🤖 AI Summary
This study addresses the problem of information leakage in secure linear network coding caused by an eavesdropper observing a subset of network links. By constructing a secure coding scheme based on nested rank-metric codes, the work establishes—for the first time—a connection between rank-metric codes and representable $q$-polymatroids. It introduces the notions of $q$-polymatroid ports and $q$-access structures to characterize information leakage precisely. The classical Massey correspondence and the Brickell–Davenport theorem are generalized to the rank-metric setting, leveraging conditional rank functions and combinatorial security analysis to quantify leakage in network coding rigorously.
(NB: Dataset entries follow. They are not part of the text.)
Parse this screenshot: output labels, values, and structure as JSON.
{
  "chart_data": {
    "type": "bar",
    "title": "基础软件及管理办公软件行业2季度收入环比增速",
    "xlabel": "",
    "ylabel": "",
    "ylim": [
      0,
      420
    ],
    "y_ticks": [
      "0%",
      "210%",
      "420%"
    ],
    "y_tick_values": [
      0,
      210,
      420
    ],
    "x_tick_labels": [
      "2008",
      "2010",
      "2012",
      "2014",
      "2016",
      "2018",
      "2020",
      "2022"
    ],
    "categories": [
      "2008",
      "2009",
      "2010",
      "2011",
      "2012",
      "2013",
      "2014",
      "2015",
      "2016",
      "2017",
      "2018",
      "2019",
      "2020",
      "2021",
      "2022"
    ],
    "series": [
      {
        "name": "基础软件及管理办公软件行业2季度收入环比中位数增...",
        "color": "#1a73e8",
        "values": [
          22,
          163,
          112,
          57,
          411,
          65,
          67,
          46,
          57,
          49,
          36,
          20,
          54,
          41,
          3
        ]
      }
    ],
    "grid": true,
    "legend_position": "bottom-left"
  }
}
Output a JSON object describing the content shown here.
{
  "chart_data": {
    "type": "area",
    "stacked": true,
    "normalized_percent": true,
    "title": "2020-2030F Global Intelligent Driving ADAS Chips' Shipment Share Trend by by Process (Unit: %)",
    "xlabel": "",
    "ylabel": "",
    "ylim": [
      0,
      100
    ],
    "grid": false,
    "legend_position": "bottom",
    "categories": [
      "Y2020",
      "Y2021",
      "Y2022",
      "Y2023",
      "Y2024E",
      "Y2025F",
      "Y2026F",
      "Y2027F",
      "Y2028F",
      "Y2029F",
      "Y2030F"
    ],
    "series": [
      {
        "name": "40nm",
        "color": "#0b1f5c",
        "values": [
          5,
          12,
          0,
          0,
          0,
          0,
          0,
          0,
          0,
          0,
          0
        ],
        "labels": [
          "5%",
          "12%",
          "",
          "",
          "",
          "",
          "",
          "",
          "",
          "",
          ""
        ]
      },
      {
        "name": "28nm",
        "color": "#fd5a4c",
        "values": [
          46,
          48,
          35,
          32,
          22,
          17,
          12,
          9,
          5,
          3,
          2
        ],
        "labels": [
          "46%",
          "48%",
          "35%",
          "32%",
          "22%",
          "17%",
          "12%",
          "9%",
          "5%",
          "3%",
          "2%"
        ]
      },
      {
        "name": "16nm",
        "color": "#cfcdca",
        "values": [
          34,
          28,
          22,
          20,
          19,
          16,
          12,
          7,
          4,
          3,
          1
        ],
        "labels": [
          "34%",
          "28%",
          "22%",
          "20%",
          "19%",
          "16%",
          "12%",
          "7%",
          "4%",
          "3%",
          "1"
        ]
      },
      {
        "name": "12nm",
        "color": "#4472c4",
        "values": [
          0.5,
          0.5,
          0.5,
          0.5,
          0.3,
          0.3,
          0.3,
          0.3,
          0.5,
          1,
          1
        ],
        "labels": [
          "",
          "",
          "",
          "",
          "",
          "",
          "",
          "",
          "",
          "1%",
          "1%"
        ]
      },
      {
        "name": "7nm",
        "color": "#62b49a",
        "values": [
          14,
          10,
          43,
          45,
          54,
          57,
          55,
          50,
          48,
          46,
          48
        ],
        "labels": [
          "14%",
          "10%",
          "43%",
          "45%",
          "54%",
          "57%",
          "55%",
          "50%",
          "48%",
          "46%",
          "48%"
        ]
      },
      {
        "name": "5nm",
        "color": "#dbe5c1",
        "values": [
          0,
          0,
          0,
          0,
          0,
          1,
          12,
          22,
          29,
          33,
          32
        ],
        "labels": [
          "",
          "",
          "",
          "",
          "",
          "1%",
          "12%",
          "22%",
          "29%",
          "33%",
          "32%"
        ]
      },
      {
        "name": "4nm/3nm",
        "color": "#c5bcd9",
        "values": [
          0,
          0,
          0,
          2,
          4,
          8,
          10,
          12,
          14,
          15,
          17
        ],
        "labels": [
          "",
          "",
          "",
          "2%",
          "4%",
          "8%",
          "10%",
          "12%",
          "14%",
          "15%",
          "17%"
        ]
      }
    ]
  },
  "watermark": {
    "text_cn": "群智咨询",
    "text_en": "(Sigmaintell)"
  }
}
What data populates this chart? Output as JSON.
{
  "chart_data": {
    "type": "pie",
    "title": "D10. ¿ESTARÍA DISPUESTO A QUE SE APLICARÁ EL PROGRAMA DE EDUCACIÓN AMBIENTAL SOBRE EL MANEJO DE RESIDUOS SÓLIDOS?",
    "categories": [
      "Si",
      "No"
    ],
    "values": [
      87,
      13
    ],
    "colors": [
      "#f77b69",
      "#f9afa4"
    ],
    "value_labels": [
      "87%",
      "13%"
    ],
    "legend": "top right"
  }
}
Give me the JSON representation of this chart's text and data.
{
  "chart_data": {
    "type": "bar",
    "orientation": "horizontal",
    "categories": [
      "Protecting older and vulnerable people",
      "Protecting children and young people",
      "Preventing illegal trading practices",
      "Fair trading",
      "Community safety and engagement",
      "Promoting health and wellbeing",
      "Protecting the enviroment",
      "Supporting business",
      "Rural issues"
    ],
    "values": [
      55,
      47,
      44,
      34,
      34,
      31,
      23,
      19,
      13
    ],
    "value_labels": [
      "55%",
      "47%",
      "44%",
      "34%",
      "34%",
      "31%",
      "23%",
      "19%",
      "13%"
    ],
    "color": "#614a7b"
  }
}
This approach significantly extends the applicability of secret sharing theory to rank-metric spaces.
📝 Abstract
We study information leakage in secure linear network coding schemes based on nested rank-metric codes. We show that the amount of information leaked to an adversary that observes a subset of network links is characterized by the conditional rank function of a representable $q$-polymatroid associated with the underlying rank-metric code pair. Building on this connection, we introduce the notions of $q$-polymatroid ports and $q$-access structures and describe their structural properties. Moreover, we extend Massey's correspondence between minimal codewords and minimal access sets to the rank-metric setting and prove a $q$-analogue of the Brickell--Davenport theorem.